Since the ANOVA test indicated a statistically significant difference among group means, a Tukey post-hoc test was conducted to determine which specific regions differed from each other. The results show that several regional pairs had statistically significant differences; specifically, SEARO had significantly higher mean measles cases compared to both AFRO (p = 0.0083) and AMRO (p = 0.0051). Additionally, WPRO showed significantly higher mean cases compared to AFRO (p = 0.0397) and AMRO (p = 0.0266).

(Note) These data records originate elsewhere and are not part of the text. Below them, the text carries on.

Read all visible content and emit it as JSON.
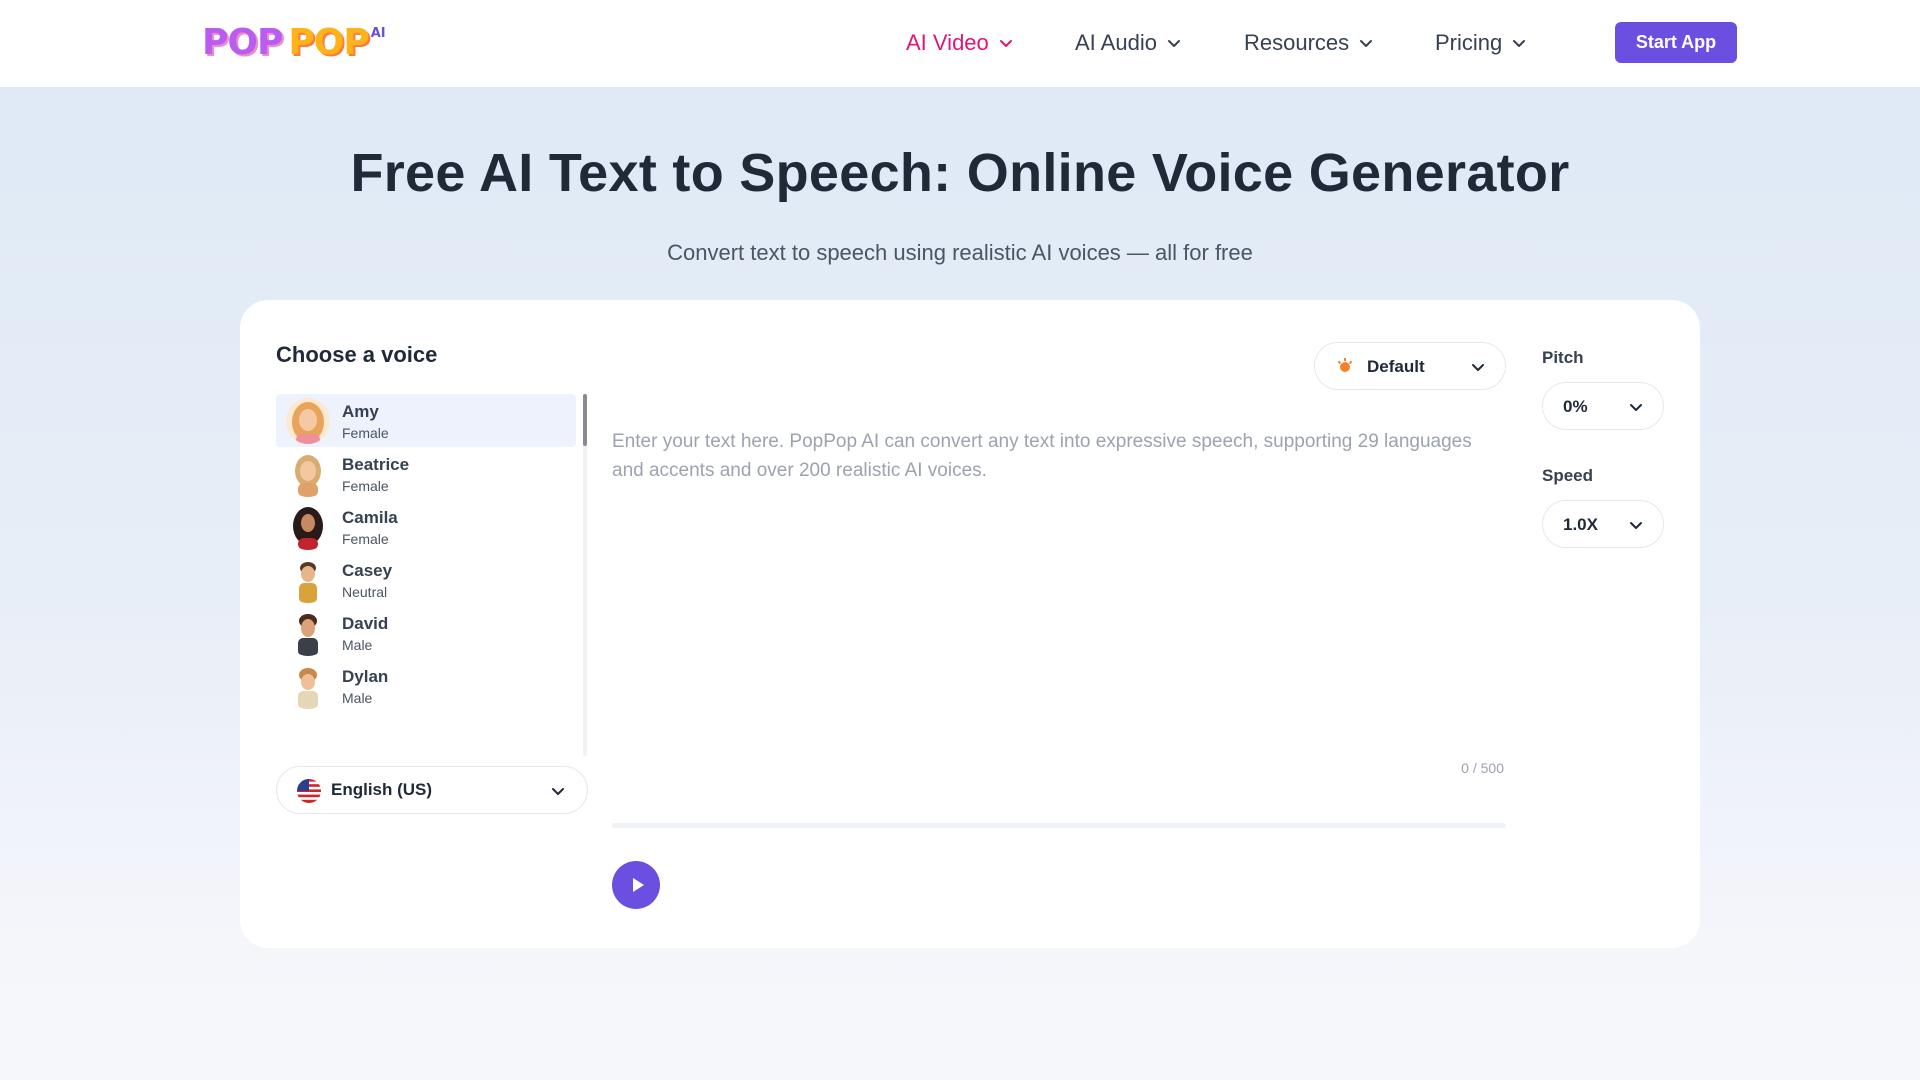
{
  "header": {
    "logo": {
      "part1": "POP",
      "part2": "POP",
      "suffix": "AI"
    },
    "nav": [
      {
        "label": "AI Video",
        "active": true
      },
      {
        "label": "AI Audio",
        "active": false
      },
      {
        "label": "Resources",
        "active": false
      },
      {
        "label": "Pricing",
        "active": false
      }
    ],
    "start_button": "Start App"
  },
  "hero": {
    "title": "Free AI Text to Speech: Online Voice Generator",
    "subtitle": "Convert text to speech using realistic AI voices — all for free"
  },
  "voices": {
    "title": "Choose a voice",
    "items": [
      {
        "name": "Amy",
        "gender": "Female",
        "selected": true
      },
      {
        "name": "Beatrice",
        "gender": "Female",
        "selected": false
      },
      {
        "name": "Camila",
        "gender": "Female",
        "selected": false
      },
      {
        "name": "Casey",
        "gender": "Neutral",
        "selected": false
      },
      {
        "name": "David",
        "gender": "Male",
        "selected": false
      },
      {
        "name": "Dylan",
        "gender": "Male",
        "selected": false
      }
    ],
    "language": "English (US)"
  },
  "editor": {
    "style": "Default",
    "placeholder": "Enter your text here. PopPop AI can convert any text into expressive speech, supporting 29 languages and accents and over 200 realistic AI voices.",
    "char_count": "0 / 500",
    "playback_progress": 0
  },
  "settings": {
    "pitch_label": "Pitch",
    "pitch_value": "0%",
    "speed_label": "Speed",
    "speed_value": "1.0X"
  },
  "colors": {
    "accent": "#6b4fe0",
    "nav_active": "#e0157a"
  }
}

No other pairwise comparisons were statistically significant (p > 0.05), indicating that not all regions differ from each other. These results suggest that the overall differences identified in the ANOVA are primarily driven by higher case counts in SEARO and WPRO compared to AFRO and AMRO.
The results of this analysis show that there are statistically significant differences in the mean number of confirmed measles cases across global regions. Both the visualizations and the ANOVA test support the conclusion that measles case counts vary geographically.
The Tukey post-hoc test further revealed that regions such as SEARO and WPRO have significantly higher mean numbers of confirmed measles cases compared to AFRO and AMRO. These differences may be influenced by several factors, including variations in vaccination coverage, access to healthcare, population density, and differences in public health infrastructure across regions. Regions with lower vaccination rates or limited healthcare access may be more susceptible to higher measles case counts and outbreaks.
This analysis is important because it highlights how measles remains a global public health issue, particularly in certain regions. Understanding where higher case counts occur can help guide vaccination efforts and public health interventions to reduce the spread of the disease.
There are however, a few limitations to this analysis. The dataset does not account for all possible factors that influence measles cases, such as differences in reporting accuracy, population size, or vaccination rates within each region. Additionally, the use of aggregated regional data may mask important variations within individual countries. The presence of many zero values and highly skewed data may also impact the interpretation of results.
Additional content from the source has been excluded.